Licensed patients rely on an affirmative defense as our only protection from criminal laws. We only know of one case being tried with the patient being able to tell jurors they were licensed by the state at the time of arrest. This 4 year trial resulted in a not guilty verdict by the jury.
Hawaii State Law uses its own unique numbers of plants to prosecute licensed patients. A licensed patient may have 4 other licensed patients growing on the same tax map key. Any federal agent accompanying local and state police on a compliance check at a patient’s home sees the possession of 49 plants differently from local law enforcement. “Except in the case of 50 or more marihuana plants regardless of weight, and except that under Section 841(b)(4) distribution of a small amount of marihuana for no remuneration is treated as a simple possession offense and punished under Section 844, infra.”

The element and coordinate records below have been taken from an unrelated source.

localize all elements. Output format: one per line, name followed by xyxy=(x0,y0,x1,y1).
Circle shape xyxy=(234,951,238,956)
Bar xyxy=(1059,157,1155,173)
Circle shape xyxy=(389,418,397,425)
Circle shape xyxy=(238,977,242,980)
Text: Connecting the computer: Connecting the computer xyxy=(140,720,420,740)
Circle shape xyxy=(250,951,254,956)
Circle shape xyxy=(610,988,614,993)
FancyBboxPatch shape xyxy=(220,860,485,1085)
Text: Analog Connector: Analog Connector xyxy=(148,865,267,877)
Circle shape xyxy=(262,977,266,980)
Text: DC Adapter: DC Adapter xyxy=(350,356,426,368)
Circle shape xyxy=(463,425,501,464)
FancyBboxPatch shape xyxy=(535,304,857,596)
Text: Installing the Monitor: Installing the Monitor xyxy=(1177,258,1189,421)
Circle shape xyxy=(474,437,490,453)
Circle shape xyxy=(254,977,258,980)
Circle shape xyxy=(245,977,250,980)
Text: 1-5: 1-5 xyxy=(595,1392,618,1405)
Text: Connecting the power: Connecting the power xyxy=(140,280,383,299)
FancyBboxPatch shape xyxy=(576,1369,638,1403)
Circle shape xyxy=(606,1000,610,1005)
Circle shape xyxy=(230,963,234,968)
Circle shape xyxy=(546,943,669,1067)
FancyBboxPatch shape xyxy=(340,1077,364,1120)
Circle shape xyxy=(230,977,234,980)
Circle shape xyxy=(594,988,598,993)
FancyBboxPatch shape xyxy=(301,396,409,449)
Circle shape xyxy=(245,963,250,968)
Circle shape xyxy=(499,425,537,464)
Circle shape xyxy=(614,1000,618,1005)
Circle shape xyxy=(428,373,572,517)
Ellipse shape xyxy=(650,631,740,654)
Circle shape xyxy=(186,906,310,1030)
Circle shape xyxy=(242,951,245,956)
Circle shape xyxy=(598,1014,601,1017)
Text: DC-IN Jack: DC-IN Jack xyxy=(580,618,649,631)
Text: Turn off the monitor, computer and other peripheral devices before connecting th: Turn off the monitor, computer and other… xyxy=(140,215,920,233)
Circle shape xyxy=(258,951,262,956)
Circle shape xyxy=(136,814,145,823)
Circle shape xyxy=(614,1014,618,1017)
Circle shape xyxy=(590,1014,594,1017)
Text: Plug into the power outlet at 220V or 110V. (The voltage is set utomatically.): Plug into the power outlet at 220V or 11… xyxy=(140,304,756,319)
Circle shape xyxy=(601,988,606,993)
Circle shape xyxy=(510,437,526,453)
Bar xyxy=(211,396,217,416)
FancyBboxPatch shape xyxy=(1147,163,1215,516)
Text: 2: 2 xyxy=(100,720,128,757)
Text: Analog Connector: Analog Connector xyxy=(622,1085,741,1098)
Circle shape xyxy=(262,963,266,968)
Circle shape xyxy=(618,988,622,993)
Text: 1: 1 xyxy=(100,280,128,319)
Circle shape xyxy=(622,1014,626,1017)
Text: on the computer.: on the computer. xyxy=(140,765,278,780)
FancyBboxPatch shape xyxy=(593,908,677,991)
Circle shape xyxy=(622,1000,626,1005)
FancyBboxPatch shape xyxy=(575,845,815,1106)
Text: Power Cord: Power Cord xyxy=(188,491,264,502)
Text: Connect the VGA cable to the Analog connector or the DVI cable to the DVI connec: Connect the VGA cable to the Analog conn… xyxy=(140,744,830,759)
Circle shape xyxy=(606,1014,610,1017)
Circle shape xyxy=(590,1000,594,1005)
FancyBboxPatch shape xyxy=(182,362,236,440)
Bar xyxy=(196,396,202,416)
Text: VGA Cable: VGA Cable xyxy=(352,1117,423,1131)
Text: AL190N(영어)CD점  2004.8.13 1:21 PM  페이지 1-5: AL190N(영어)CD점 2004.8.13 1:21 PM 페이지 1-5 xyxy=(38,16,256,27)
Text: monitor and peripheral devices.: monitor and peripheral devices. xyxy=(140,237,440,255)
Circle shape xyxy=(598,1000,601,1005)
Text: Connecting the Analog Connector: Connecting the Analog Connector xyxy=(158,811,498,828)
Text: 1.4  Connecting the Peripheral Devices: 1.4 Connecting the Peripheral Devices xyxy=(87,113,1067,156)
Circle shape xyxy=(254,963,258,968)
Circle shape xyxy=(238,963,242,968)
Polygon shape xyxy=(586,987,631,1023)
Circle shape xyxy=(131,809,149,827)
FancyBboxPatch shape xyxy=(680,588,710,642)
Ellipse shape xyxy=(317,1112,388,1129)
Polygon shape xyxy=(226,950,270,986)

In other words, a patient that gives medicine for free and has 48 plants or less may have their case treated as a simple possession offense, 1 -5 year imprisonment or plea bargain. It could mean the difference between a $250,000 fine or a 1 million dollar fine. Judges are issuing search warrants that seem to welcome federal agents into state licensed patient homes.
We feel patients could enjoy some protection by simply informing patients of the differences between state/federal and minimum/maximum sentencing guidelines. Especially if you’re growing hemp and run into a conflict with federal law.
The goal for every licensed or unlicensed patient is to know the law and stay out of court. It is in court that you plead for your freedom and will trade pretty much anything to avoid incarceration.